Un premier convoi a franchi Rafah
Le flou demeure sur la forme que la déclaration finale pourra prendre : émanera-t-elle des organisateurs ou de tous les participants ? La référence à une nécessaire désescalade et à l’urgence d’une aide humanitaire pour Gaza, sous siège, devrait y figurer.
Au cœur des sollicitations diplomatiques depuis le début de la guerre à Gaza, l’Egypte retrouve un rôle dont elle redoutait d’être privée. La normalisation des relations, en 2020, entre Israël et les Emirats arabes unis, Bahreïn, puis le Maroc, semblait diminuer l’importance du statut du Caire, première capitale arabe à avoir signé la paix avec l’Etat hébreu, en 1979. « Avec ce sommet, l’Egypte a réussi à créer un espace pour appeler à la fin de la violence. Elle reste le médiateur dans tout conflit à Gaza », note la source diplomatique.
A la veille du sommet, auquel il ne participera pas – la ministre des affaires étrangères, Catherine Colonna, y représentera la France –, le président français, Emmanuel Macron, a annoncé vendredi soir que Paris va envoyer une « aide humanitaire d’urgence » pour Gaza dans « les plus brefs délais ». La France veut « pouvoir accompagner les efforts qui sont faits par l’Egypte, soutenus par les Etats-Unis, grâce à l’ouverture de Rafah ».
L’aide internationale s’amasse déjà dans la région du Sinaï égyptien frontalière de la bande de Gaza, et la priorité est surtout de la faire entrer dans le territoire assiégé. Après de multiples annonces américaines depuis une semaine sur une assistance imminente, un convoi a enfin commencé à passer le poste-frontière de Rafah, samedi matin. Rien ne s’était matérialisé jusqu’alors, pas même lors de la visite sur place, vendredi, du secrétaire général des Nations unies, Antonio Guterres, qui compte parmi les participants du sommet du Caire.
« Des opérations chirurgicales à la lumière de téléphones »
La confusion régnait vendredi. Selon plusieurs sources, un accord – négocié par les Etats-Unis, l’Egypte et Israël, avec l’ONU – n’était alors toujours pas conclu. Le contenu des convois qui pourrait être autorisé est très lacunaire, par rapport à la catastrophe humaine en cours. « Le carburant nécessaire pour faire fonctionner les hôpitaux encore opérationnels, en l’absence d’électricité, ne fait pas partie de l’accord discuté, pas plus que le chlore pour purifier l’eau alors que les habitants de Gaza ont un besoin urgent d’avoir accès à de l’eau potable », déplorait vendredi une source humanitaire sous le couvert de l’anonymat. « Des médecins à Gaza font aujourd’hui des opérations chirurgicales à la lumière de téléphones », rapporte Benoît Carpentier, porte-parole de la Fédération internationale des sociétés de la Croix-Rouge et du Croissant-Rouge (FICR).
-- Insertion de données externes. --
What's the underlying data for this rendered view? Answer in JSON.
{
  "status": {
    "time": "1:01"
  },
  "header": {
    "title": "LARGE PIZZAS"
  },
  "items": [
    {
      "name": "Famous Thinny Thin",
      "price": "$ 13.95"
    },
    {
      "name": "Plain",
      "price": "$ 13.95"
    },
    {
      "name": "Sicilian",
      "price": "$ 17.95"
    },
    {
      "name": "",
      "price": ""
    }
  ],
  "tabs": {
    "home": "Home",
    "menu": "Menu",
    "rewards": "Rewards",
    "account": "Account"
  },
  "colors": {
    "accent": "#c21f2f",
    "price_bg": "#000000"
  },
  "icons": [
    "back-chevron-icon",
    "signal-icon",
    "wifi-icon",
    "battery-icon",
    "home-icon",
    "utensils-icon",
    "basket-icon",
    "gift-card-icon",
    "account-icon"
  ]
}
Aucune garantie n’a été donnée sur la durabilité de l’entrée de convois. L’armée israélienne a bombardé à quatre reprises les abords de Rafah depuis le 7 octobre. L’ONU a démontré son impuissance éclatante au poste-frontière, vendredi. Elle s’est en outre gardée de désigner un coupable dans le blocage dramatique de l’aide, qui étrangle davantage les Palestiniens de Gaza. L’Egypte – ainsi que la Jordanie – a accusé Israël d’entraver cette assistance cruciale. Dans un pays où les rassemblements sont interdits, des manifestants ont été autorisés à protester aux portes de Gaza. Une colère populaire, pour mieux incarner l’exaspération croissante du Caire.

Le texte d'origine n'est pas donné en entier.